Tethered Cord Release Surgery w/ Dr. Klinge Experience: From Daignosis to Post Op Recovery

Hi all,

I was recently released by Dr. Klinge a month or so ago, I thought I would share my experience for others.

Daignosing and Referral process:

I was dx'd with hEDS, and my local hEDS PCP became suspicious of possible hEDS related structural issues like TC/MALS/CCI/Nutcracker. They referred me to local Neurosurgery for work up, and when that led to nothing my PCP escalated to Dr. Klinge at Brown University

Screening and Pre-Surgical testing:

The initial intake took a while to get scheduled. I think it was about 6-8 weeks to hear back from the clinic after referral, and the consults were booked about 3 months out. Honestly this wasn't very bad considering how backed up specialists are everywhere. This initial appointment MUST be in person.

I've seen some people confused or upset that the clinic requires this to be in person but it is absolutely necessary.

I was screened by Dr. Suillivan in clinic. The clinic was very thorough, much more thorough than my local NS. Dr. Suillivan did a number of daignostic exams like Babinski reflex that would be impossible to do over telehealth.

Based on the exam and surveys, Dr. Suillivan ordered more testing for TC one Urodynamic Study and EMG and transferred me to Dr. Klinge.

I met with Dr. Klinge over telehealth a month later after I had gotten all the testing done, and she offered surgery. The turn around time for surgery is actually pretty fast, I only waited about 6 weeks for mine.

Travelling and Surgery:

I stayed at Homewood Suites in Providence, they gave a very substantial discount for Dr Klinge patients. Ask for Amanda. With the discount + the room's kitchenette it was cheaper than Airbnb or most other hotels and having to eat out every night.

Surgery day was a bit of a blur. The entire team is excellent, they are very knowledgeable of common TC comorbities like MCAS, Dysautonomia, hEDS, etc. The Anesthesiologist Dr. Gasper was especially knowledgeable . Dr Klinge herself was very sweet and knew a lot, obviously.

You'll only be in the OR for a few minutes before being knocked out by Anathesia.

Post- OP:

I'm sure this is the part people are most curious about. I will be honest, I did very well with this surgery and had immediate and significant benefit, so I am probably more of a Best-Case scenario rather than a Worst Case.

You will be handled by the Anathesia recovery team in the PACU. You might not remember any of this because you'll still be on the opioids and Anathesia. I had 0 pain for the 6 hours post op, but I did hear other people in the room struggling with pain.

You'll be brought to one of the hospital wings for the rest of your recovery.
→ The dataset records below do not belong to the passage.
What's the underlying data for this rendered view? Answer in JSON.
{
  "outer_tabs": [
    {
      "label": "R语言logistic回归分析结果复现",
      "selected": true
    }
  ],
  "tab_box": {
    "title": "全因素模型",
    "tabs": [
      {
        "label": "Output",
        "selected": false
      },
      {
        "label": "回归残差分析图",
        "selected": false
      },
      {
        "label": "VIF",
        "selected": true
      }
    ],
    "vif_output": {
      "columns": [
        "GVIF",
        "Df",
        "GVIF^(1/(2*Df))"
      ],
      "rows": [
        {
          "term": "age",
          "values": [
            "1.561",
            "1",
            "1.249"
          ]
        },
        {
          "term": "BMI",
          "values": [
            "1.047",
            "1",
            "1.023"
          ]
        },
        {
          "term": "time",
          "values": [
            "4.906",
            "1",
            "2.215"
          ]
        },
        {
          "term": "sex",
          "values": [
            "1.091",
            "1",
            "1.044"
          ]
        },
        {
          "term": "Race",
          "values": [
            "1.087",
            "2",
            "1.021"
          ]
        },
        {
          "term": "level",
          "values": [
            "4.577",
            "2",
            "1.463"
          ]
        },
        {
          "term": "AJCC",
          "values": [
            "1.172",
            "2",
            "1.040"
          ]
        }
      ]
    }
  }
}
You will need to lay flat for at least 24 hours. You can be on your side but I found it be a bit hard to roll because all of your leg and back muscles are confused and don't fire in sync making movement challenging. I could not move my legs or torso for the day, then things quickly came back online.

This was probably the most painful part. You'll be laying right on your incision. The staff will keep you loaded up with oxycodone and torodal and muscle relaxers, which removed most to all of my surgery pain. Most of my pain came from the muscle spasms around the surgery site and across the back and legs as you move or shift in bed. I would put it at about a 7 or 8 at it's worst, not fun but not intolerably horrible by any means. Mediation and progressive muscle relaxation was super helpful in bringing the spasm pain back to like a 2 or 3. The hospital does provide additional breakthrough pain medication, so if you are really struggling with this part there are options to get it better under control. The surgical pain was sometimes annoying but honestly my least favorite was the Foley catheter, it was fine at first but really started to become irritating after 20 hours. Overall I'd give it a 3 or 4/10 difficulty, with the medications it was usually very tolerable, I think my average TC flare up was much worse than the worst part of Post-OP.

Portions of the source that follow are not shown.